We will be deer hunting btw


----------



## dbbumpin (Jun 27, 2009)

ttt guys


----------



## laker11 (Aug 28, 2009)

Two blade Magnus Stinger.


----------



## dbbumpin (Jun 27, 2009)

laker11 said:


> Two blade Magnus Stinger.


I'm shootin the mangus 4 blade this year...how do the 2 blades fly? Was thinkin about the slick tricks too?


----------



## RamRock (May 22, 2008)

Give a 75gr muzzy 3-blade a try


----------



## j.irvin (Sep 21, 2009)

Bought 75g Muzzy's for my wife. She's shooting 40lb 27" draw. :thumbs_up


----------



## Rockinxj00 (Sep 19, 2009)

I really like the way the montec G-5's fly out of my carbons.


----------



## sawtoothscream (Apr 19, 2008)

laker11 said:


> Two blade Magnus Stinger.


no doubt about it 2 blade stingers


----------



## dbbumpin (Jun 27, 2009)

hmmm, do you guys think she should be shootin a 75g or 100g...she tuned the bow for 100g field tips..prob wont shoot farther than 20 yards...gonna be fun:darkbeer:


----------



## Termie (Jan 21, 2006)

You know, i battled in my bead all spring and summer about what broadheads i was going to give my wife to shoot this year. It was down to slick tricks, or buzzcuts. I decided on buzzcuts.

She has already put them to the test this year. She downed a nice doe with the buzzcuts. Simple enough...but what impressed me was the fact with a 40 pound bow, she blasted through the opposite shoulder. I have a feeling that with a 3 or 4 bladed broadhead that the arrow most likely would have stopped in that shoulder. Deer would have still been dead, but blood would have been harder to find.

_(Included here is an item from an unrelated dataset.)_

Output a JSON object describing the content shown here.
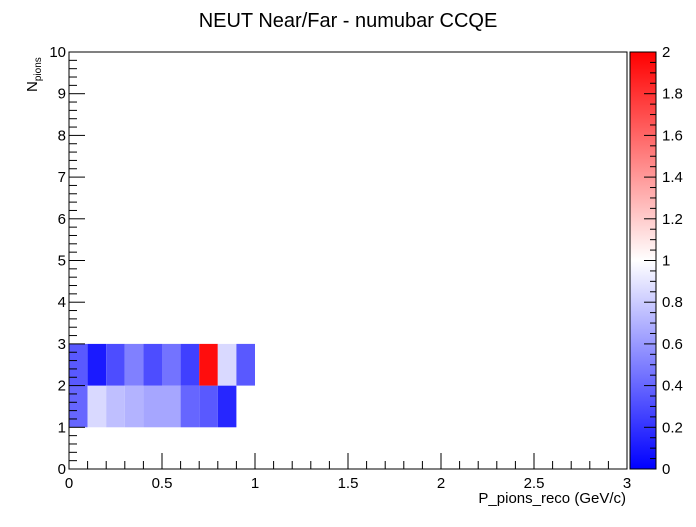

I think if you give her a 3 or 4 blade broad head you might get better blood trails...but if she hits anything that isnt ideal(shoulder) she might have more trouble then if she had a 2 bladed head. I would also try the heavier of the two heads you are considering.


----------



## dbbumpin (Jun 27, 2009)

Termie said:


> You know, i battled in my bead all spring and summer about what broadheads i was going to give my wife to shoot this year. It was down to slick tricks, or buzzcuts. I decided on buzzcuts.
> 
> She has already put them to the test this year. She downed a nice doe with the buzzcuts. Simple enough...but what impressed me was the fact with a 40 pound bow, she blasted through the opposite shoulder. I have a feeling that with a 3 or 4 bladed broadhead that the arrow most likely would have stopped in that shoulder. Deer would have still been dead, but blood would have been harder to find.
> 
> I think if you give her a 3 or 4 blade broad head you might get better blood trails...but if she hits anything that isnt ideal(shoulder) she might have more trouble then if she had a 2 bladed head. I would also try the heavier of the two heads you are considering.


good to know I appreciate. My buzzcuts should be here tomorrow 

but I think the gf is goin to the local shop tomorrow so we shall see what she gets


----------



## bowtechmaniac (Jun 17, 2009)

My 10 year old is shooting Diamond razor edge 41lbs With thunderhead 100 grain.He seems to be getting good penetration.


----------



## Mikie Day (Oct 21, 2002)

last year my daughter was shooting 40lbs and set up with a magnus stinger and she killed 2 deer..one was a complete pass threw.


----------